Radar plot analysis (Figure 2) indicates a varying performance across different logical reasoning tasks and trajectory formats. Text-based formats generally outperform formal languages except for specific models like QwQ-32B, which maintains robust performance across all formats. The results underline that formal language performance drops significantly on complex tasks.
Figure 2: Radar plots illustrating the performance (\%) of multiple LLMs across different reasoning task types and trajectory formats.
The study highlights the preference of certain reasoning tasks for specific trajectory formats (Figure 3). Text format excels in language comprehension and open-ended tasks. Conversely, well-structured tasks demonstrate better performance with the PoT format, particularly in mathematical and symbolic reasoning tasks. Z3 is adapted well for formal logic tasks, evidencing the advantage of logic-based languages for strict logical rules. Lastly, CSP format exhibits strengths in structured logic tasks with numerous constraints.
Figure 3: Preferred reasoning task performance across different trajectory formats in GPT-4o results.
Generalization Analysis
The analysis across different reasoning tasks and trajectory formats indicates that while PoT trajectories demonstrate positive transfer capabilities, CSP exhibits poor transferability across other formats, emphasizing structural variances among formal languages (Figures 4 and 5).
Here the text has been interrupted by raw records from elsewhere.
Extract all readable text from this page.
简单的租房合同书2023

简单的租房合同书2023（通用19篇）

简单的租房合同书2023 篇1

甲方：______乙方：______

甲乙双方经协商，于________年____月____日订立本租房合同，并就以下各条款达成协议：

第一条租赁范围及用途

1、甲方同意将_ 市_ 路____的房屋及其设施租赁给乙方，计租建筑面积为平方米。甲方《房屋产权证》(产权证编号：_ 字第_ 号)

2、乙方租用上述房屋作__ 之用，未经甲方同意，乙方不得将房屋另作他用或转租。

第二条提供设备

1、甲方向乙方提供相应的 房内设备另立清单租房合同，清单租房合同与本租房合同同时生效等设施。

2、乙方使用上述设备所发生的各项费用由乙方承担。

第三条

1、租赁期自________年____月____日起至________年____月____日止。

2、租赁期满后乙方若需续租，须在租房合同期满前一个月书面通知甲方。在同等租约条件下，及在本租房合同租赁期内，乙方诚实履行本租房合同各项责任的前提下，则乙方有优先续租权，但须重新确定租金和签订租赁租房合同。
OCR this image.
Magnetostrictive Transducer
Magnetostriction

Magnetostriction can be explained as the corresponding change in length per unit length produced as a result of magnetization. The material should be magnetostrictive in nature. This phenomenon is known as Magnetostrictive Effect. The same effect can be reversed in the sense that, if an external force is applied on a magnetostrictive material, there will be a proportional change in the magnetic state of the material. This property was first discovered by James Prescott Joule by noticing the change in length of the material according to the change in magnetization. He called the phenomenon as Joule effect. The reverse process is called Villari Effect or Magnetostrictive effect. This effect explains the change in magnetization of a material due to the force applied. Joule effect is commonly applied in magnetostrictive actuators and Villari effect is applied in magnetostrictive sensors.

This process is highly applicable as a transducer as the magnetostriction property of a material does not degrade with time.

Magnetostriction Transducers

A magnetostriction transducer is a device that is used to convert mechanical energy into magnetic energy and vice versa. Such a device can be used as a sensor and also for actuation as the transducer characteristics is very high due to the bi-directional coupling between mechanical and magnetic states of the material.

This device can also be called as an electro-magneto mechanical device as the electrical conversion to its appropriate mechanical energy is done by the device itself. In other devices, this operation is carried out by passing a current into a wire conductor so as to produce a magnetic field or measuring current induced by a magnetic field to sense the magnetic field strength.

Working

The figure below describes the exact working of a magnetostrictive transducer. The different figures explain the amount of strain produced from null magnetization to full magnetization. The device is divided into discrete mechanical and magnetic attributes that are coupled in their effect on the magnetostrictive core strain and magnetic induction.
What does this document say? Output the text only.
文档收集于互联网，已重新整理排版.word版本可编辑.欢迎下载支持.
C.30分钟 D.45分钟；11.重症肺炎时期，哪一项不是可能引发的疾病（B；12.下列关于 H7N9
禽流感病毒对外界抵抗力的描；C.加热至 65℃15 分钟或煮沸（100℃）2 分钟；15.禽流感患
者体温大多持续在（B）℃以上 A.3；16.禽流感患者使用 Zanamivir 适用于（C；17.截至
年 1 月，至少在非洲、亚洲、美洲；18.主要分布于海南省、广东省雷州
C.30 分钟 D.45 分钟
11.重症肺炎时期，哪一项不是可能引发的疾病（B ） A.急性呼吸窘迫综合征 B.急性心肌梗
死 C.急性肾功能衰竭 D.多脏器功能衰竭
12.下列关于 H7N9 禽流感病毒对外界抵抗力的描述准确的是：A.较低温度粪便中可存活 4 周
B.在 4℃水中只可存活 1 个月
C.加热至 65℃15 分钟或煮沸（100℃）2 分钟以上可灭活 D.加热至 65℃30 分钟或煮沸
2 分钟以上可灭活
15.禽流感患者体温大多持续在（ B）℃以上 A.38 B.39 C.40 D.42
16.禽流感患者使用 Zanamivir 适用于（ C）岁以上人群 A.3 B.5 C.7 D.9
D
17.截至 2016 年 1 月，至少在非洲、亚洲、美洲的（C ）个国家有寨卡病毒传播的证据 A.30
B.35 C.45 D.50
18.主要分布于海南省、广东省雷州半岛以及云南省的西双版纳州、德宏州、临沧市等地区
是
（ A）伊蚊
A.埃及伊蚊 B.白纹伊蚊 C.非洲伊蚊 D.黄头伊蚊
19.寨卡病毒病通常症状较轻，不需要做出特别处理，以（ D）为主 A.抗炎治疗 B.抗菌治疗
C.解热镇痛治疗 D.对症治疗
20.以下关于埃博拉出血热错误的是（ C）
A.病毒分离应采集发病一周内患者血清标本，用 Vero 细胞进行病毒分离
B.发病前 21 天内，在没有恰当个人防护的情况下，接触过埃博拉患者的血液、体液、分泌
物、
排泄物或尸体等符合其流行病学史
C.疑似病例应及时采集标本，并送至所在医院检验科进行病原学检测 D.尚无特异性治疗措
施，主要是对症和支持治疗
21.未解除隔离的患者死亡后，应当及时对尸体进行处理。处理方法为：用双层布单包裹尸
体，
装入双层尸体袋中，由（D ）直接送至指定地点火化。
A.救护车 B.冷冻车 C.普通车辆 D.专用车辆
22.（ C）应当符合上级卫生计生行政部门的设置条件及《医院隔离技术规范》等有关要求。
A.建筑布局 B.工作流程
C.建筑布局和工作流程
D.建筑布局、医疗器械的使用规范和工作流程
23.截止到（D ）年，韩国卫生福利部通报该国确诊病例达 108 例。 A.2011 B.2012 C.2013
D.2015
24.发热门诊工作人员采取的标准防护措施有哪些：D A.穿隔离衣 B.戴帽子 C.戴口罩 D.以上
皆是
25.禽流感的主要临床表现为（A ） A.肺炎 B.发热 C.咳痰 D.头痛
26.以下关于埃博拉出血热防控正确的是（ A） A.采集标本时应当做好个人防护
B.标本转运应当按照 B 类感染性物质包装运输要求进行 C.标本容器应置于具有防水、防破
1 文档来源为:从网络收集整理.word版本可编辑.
The results suggest that all reasoning types exhibit positive transfer, with deductive-CSP configurations being the most easily generalized.

Figure 4: Fine-grained by Trajectory Format.
Figure 5: Trajectory Format.
The study further investigates enhancing the LLMs’ capabilities using a rejected fine-tuning approach with formal language datasets. The findings indicate significant performance improvements, enhancing model accuracy by up to 17.0\% on CSP formats (Table below).
| Model |
Text |
PoT |
Z3 |
CSP |
Avg |
| Qwen2.5-7B-Base w.Formal |
+3.0 |
+4.0 |
+7.7 |
+17.0 |
+8.0 |
Table: Performance improvements on different formats using formal data augmentation.
Conclusion
The paper systematically evaluates LLMs’ performance in logical reasoning tasks using formal languages, highlighting key observations about trajectory preferences and generalization capabilities. It provides insights into enhancing LLMs using formal language datasets, advocating for balanced improvements and task-specific trajectory alignment to augment reasoning capabilities.
The comprehensive evaluation underscores that while LLMs exhibit strong capabilities in certain task types, their performance is inconsistent when formal languages are employed, and generalization remains a critical challenge. Future work is directed towards expanding dataset coverage, enhancing formal reasoning capabilities, and exploring diverse symbolic systems.